During the summer of 2016, he opened a pop-up restaurant based in the Domaine de Murtoli, in South Corsica.

== Projects ==
Mathieu Pacaud is working on duplicating the restaurant L'Ambroisie in Macau, inside the hotel/casino complex « The 13 ». The opening is expected in December 2016.

== Restaurants ==

=== L’Ambroisie ===
Mathieu Pacaud is, alongside his father, at the head of L'Ambroisie, three Michelin stars.

=== Hexagone ===
In December 2014, Mathieu Pacaud opened the restaurant Hexagone. It received one Michelin star in February 2016.

=== Histoires ===
In May 2015, Mathieu Pacaud opened Histoires, an 18-seat gastronomic restaurant.

=== Divellec ===
In 2015, Mathieu Pacaud acquired the Divellec, a renowned Parisian restaurant dedicated to seafood. It opened in September 2016.

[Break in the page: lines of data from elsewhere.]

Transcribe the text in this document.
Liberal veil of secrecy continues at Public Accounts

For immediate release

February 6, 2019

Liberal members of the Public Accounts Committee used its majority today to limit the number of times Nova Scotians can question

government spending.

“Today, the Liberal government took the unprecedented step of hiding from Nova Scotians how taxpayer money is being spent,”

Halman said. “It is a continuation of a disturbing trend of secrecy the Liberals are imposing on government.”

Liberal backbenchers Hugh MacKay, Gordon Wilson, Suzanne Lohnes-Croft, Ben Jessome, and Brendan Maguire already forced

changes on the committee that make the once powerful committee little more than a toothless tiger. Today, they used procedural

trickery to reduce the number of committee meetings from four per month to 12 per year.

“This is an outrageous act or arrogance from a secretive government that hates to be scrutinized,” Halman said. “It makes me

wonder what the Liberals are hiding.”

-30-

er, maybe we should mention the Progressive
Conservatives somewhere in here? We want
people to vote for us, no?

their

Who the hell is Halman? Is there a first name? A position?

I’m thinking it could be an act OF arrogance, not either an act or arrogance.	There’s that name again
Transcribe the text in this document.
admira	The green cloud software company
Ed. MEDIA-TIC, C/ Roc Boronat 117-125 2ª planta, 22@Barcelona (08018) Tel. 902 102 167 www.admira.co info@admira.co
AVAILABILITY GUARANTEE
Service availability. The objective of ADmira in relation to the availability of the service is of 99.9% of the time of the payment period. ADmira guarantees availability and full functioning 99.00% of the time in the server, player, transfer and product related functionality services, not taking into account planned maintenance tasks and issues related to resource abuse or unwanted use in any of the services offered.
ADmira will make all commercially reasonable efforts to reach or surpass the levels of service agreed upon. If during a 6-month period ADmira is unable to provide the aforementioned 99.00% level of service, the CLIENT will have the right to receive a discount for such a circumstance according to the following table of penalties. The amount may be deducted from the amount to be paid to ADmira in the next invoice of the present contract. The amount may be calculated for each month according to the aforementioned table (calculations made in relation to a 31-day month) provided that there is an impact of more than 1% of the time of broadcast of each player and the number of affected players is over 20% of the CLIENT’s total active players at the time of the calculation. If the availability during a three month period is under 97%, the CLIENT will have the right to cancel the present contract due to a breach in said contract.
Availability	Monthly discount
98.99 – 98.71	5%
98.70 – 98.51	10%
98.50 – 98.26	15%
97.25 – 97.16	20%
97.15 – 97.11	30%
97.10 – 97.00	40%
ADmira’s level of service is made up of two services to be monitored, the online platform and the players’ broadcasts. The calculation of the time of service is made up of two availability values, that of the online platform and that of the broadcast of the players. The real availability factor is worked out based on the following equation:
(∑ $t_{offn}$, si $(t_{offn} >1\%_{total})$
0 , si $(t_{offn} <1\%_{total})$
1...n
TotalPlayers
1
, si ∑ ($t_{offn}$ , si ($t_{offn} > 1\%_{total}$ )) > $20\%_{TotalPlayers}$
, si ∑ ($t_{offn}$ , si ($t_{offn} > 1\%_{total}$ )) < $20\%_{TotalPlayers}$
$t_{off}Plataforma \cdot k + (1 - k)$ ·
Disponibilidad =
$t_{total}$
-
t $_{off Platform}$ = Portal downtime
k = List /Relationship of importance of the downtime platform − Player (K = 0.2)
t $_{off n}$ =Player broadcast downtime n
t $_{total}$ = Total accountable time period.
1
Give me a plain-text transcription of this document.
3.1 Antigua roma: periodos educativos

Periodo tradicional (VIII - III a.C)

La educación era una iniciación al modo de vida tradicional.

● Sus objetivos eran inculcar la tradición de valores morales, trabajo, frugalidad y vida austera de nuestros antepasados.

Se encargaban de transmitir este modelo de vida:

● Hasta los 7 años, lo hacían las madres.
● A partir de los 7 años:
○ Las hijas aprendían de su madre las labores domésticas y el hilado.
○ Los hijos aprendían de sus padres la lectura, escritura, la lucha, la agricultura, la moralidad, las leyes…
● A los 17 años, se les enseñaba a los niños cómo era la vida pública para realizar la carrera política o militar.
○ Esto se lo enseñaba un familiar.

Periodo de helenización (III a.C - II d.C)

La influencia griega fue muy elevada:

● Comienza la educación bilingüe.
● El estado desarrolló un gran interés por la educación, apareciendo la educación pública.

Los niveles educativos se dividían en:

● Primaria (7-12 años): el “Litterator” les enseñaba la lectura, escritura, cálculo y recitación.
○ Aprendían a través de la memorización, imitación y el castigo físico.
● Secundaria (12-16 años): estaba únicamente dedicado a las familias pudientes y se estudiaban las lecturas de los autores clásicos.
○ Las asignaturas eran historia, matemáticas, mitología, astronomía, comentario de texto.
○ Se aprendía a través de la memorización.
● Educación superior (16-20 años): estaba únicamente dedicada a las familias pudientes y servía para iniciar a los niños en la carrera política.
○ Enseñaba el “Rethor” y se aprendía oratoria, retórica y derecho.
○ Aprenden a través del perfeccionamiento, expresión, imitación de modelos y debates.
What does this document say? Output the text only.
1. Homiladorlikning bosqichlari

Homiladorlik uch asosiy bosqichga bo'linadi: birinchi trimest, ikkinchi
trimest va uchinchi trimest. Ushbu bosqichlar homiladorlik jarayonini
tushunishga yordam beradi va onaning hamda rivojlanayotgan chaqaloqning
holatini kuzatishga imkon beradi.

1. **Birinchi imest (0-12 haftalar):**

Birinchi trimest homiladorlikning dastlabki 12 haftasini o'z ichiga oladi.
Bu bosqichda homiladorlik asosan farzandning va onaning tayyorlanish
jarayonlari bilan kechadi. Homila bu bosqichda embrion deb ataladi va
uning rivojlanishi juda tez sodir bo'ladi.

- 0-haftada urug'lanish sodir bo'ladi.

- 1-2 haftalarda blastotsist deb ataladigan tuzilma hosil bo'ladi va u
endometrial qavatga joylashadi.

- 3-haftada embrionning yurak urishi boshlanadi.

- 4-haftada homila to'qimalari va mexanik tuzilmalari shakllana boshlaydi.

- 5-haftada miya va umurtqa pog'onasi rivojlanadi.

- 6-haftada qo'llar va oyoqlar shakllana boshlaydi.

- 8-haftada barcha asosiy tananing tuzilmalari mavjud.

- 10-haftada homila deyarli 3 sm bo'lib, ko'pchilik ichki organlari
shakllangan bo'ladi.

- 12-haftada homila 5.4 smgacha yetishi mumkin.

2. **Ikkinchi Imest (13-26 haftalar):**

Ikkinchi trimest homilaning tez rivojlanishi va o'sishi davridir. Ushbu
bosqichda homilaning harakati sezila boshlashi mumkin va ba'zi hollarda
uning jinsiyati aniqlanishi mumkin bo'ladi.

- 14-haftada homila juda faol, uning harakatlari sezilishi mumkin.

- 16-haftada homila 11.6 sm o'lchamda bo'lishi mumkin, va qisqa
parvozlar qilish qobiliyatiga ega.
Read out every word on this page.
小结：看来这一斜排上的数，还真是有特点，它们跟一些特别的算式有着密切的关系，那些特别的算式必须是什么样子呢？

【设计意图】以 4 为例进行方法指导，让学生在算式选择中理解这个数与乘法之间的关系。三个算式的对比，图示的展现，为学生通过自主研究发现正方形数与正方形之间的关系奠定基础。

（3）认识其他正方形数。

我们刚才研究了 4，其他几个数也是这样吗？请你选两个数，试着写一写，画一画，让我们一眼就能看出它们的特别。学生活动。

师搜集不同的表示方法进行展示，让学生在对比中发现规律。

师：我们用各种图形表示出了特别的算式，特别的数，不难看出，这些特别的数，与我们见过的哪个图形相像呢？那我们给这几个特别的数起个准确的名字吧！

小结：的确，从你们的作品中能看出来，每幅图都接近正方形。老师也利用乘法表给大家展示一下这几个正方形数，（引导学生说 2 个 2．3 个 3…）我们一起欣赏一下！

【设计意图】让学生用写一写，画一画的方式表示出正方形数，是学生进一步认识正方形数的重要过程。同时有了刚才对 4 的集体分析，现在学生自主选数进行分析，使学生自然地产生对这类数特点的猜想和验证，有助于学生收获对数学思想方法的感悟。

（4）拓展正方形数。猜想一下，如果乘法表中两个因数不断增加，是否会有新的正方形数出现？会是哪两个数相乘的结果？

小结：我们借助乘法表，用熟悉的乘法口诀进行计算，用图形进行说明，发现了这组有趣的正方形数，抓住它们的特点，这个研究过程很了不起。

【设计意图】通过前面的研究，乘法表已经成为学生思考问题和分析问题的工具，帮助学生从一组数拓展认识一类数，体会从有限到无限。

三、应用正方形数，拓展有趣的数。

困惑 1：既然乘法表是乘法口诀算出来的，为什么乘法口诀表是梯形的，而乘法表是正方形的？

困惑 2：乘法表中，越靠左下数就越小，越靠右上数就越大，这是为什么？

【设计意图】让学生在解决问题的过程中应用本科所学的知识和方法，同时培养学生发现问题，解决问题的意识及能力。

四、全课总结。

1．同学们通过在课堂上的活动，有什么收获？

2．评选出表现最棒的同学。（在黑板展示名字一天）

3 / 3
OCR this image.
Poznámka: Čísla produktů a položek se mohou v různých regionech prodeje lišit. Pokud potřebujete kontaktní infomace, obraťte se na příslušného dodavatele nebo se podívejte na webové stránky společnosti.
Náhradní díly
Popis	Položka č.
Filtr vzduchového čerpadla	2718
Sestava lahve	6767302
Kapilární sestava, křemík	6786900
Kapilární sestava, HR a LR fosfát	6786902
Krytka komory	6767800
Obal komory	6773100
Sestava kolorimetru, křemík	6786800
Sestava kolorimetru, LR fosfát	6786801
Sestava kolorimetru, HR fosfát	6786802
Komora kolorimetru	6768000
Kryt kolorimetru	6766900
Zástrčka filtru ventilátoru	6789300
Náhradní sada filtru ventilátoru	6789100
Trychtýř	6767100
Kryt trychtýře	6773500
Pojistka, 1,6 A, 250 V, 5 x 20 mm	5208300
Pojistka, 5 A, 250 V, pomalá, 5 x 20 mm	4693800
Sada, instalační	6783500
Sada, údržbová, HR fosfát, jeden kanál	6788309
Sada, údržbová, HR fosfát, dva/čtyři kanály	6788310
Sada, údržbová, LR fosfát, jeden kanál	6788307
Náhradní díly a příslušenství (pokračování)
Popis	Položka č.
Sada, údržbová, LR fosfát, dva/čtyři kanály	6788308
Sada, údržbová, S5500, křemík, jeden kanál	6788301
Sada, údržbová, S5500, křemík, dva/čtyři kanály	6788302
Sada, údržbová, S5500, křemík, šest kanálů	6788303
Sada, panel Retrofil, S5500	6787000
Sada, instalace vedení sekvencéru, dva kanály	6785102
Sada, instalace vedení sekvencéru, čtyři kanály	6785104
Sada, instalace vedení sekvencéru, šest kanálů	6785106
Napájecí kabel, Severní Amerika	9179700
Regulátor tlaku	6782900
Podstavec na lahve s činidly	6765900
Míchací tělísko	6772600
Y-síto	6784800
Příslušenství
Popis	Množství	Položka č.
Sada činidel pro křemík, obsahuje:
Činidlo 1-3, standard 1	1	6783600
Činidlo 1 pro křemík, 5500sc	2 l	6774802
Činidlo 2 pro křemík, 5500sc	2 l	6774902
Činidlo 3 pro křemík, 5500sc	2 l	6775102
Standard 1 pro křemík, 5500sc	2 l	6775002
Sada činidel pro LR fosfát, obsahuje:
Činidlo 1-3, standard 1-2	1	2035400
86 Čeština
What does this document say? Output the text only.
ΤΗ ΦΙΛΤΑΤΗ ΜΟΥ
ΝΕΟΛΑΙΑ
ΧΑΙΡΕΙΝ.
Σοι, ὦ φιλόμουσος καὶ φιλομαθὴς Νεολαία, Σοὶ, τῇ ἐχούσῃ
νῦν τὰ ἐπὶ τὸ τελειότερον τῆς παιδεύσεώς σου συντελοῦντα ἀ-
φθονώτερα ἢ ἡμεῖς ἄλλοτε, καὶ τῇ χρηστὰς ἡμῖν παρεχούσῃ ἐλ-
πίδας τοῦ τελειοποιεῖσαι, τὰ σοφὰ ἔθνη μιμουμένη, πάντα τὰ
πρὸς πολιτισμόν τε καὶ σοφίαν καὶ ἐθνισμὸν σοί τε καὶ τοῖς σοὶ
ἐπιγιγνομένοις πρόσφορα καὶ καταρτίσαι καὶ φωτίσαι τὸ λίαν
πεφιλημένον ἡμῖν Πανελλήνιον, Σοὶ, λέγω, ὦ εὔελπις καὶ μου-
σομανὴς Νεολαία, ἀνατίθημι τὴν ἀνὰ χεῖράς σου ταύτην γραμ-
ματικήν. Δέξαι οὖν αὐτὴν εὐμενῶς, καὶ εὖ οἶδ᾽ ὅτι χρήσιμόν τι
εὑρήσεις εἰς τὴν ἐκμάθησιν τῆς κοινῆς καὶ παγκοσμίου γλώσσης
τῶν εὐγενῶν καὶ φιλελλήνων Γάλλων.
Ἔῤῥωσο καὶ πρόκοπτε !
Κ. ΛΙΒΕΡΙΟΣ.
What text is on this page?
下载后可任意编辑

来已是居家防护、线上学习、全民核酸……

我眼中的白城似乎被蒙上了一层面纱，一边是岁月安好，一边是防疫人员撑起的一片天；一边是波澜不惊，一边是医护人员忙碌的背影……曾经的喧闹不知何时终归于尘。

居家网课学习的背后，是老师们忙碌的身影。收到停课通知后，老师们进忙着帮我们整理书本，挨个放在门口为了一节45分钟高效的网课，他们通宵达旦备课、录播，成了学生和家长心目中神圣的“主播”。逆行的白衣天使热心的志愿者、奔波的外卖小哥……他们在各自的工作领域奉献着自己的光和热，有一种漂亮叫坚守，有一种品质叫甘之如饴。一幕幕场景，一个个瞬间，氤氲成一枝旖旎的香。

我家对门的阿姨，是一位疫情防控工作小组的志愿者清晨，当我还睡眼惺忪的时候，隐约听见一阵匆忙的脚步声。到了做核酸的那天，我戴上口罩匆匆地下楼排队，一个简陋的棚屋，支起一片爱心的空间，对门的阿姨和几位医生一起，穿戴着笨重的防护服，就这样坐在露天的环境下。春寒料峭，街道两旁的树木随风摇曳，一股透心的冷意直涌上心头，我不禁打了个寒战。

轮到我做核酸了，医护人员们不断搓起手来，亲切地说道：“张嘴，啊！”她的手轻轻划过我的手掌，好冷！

=== La Ferme de Murtoli ===
In July 2016, Mathieu Pacaud opened La ferme de Murtoli, a gastronomic restaurant based in the Domaine de Murtoli, (Sartène, Corsica). The restaurant is opened from May 15 until September 15.

== Awards ==
Mathieu Pacaud was awarded in 2016 one star for his restaurant Hexagone and two stars for his restaurant Histoires. He is the first French chef to have obtained three Michelin stars in a row.
Mathieu Pacaud was made Knight of the French National Order of Merit in 2016

== Bibliography ==
L’Ambroisie – Bernard et Mathieu Pacaud, Philippe Rossat et Jacques Gavard
Mathieu Pacaud and his father, Bernard Pacaud, wrote « L’Ambroisie » - the official cookbook dedicated to the mythical restaurant.

== Anecdotes ==
On November 30, 2015, Mathieu Pacaud and his father, Bernard Pacaud, hosted the American President Barack Obama and the French President François Hollande at L'Ambroisie.